Science is civilisation’s literature acting as durable storage. If every paper vanished on publication, each generation would re-derive from scratch; the compounding that makes science cumulative is exactly the Store-evidence arrow.

Institutions — constitutions, precedent, case law — are collective memory, which is one honest way to read the difference between a system with accumulated precedent and a pure direct democracy deciding each question fresh. (Here the second component bites: institutions also preserve bad precedent faithfully, which is the cost side of $V_m$ made political.)

Machine learning sharpens it. A feed-forward network is largely memoryless at inference; an RNN carries a hidden state forward; a transformer’s attention is, read plainly, a memory- retrieval mechanism over the context. The trajectory of the field has been, in part, a steady purchase of larger and more flexible $V_m$.

I want to be careful not to over-claim the unification. These systems differ in what counts as “evidence,” in how faithfully it is stored, and in whether the bad-information cost dominates. The pattern is a lens, not a theorem.

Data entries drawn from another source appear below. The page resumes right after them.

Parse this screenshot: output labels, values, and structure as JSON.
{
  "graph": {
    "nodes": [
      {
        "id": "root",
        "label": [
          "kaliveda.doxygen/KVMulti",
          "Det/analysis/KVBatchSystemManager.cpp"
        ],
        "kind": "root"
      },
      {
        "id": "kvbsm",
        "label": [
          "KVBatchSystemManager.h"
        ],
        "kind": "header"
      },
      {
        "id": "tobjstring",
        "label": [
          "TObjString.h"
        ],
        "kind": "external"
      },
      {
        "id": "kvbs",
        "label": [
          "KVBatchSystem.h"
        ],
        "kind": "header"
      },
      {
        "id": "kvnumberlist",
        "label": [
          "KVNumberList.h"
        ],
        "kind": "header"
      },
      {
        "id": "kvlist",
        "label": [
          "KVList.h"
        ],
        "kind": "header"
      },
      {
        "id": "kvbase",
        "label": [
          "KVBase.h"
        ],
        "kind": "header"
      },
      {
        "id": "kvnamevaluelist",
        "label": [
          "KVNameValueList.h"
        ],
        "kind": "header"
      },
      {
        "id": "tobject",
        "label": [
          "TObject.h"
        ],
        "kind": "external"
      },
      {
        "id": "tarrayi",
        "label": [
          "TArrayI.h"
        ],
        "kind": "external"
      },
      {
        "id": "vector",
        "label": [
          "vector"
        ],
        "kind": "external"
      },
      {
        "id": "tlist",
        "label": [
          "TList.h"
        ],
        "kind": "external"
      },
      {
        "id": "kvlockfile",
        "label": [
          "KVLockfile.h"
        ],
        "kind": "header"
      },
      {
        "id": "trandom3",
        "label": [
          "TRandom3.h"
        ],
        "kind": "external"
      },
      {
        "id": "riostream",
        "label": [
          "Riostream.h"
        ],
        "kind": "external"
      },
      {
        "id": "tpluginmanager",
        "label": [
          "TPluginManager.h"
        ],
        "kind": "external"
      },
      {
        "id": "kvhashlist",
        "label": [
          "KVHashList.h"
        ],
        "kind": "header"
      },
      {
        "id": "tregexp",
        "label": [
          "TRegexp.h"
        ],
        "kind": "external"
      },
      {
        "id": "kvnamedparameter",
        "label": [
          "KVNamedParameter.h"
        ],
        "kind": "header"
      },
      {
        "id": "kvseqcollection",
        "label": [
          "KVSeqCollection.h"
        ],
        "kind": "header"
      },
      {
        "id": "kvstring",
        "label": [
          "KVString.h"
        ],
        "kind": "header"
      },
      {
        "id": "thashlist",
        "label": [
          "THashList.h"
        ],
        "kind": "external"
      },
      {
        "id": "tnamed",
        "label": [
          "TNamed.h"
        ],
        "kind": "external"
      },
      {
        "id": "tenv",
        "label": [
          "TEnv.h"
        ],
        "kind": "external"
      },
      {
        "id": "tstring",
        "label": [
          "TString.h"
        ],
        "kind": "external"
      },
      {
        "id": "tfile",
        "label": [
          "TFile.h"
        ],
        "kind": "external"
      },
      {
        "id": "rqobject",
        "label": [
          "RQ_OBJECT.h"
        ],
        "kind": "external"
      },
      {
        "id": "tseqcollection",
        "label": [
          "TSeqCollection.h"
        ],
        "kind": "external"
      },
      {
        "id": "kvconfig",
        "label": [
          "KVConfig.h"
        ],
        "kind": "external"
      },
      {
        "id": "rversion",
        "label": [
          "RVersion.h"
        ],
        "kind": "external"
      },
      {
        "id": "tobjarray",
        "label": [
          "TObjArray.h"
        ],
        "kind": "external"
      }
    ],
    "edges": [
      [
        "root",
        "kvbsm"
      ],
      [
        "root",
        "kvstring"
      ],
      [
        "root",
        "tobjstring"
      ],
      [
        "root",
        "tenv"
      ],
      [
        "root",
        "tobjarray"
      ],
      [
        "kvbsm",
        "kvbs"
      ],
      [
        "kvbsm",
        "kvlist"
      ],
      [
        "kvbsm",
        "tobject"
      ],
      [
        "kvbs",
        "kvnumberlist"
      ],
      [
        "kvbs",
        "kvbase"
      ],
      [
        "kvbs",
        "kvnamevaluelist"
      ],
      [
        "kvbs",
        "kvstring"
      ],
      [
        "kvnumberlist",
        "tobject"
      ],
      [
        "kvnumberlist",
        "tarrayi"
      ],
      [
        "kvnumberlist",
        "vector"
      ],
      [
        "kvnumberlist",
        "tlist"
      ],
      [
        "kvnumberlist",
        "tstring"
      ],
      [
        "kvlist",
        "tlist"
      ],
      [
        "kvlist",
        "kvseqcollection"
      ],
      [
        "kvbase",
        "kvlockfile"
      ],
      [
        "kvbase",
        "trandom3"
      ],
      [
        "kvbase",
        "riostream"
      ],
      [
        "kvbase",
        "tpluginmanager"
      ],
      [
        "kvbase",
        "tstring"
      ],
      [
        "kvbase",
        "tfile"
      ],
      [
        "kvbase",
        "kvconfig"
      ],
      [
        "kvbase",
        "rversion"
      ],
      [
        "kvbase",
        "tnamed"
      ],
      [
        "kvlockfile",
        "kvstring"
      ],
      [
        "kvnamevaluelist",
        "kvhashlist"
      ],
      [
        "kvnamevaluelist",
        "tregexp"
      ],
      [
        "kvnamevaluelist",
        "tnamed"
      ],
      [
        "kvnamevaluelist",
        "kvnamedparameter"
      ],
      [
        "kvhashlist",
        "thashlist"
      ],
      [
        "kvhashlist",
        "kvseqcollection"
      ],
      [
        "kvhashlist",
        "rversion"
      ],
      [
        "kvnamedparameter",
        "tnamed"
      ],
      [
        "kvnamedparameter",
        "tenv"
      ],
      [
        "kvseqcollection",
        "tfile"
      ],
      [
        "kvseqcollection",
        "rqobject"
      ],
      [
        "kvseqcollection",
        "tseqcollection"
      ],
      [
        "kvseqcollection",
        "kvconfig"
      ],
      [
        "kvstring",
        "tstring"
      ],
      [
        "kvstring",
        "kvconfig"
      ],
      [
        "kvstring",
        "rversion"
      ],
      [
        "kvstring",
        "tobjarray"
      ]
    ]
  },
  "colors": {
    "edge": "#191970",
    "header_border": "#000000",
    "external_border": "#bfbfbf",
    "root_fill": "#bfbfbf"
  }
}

The Distinction Underneath

Still, the lens suggests a reframing I keep coming back to. Maybe the sharp line is not

intelligent  vs  unintelligent

but

memory-enabled  vs  memoryless

— because much of what we call intelligence appears exactly when a system can accumulate information across time and let it bear on the next decision. Two civilisations, one that forgets each generation and must rediscover fire, agriculture, mathematics, and one that preserves; the second’s advantage is not raw cleverness. It is $V_m$.

Which brings the whole thing back to where it started. A docking cascade is just one memoryless system among many, and most screening pipelines are memoryless by unexamined default. The case for building them otherwise is not that memory is always good — the second figure is precisely a map of when it is not. The case is narrower and, I think, more defensible: when your observers are imperfect and disagree independently, the information you would otherwise discard is worth more than the simplicity you would gain by discarding it. That is a measurable claim. $V_m$ is the measurement.

That is where I’d start digging.

What This Is Not

This is a toy. The compounds are synthetic, the engines are Gaussian noise rather than real scoring functions, and the recall numbers are properties of the simulation, not of any actual screen. The experiment demonstrates a mechanism — why retaining evidence recovers hits that irreversible filtering loses, and how that value scales with observer independence — but it does not establish the size of $V_m$ for any real campaign. Measuring $V_m$ on a genuine library, with real engines and experimental confirmation, is the obvious and harder next step.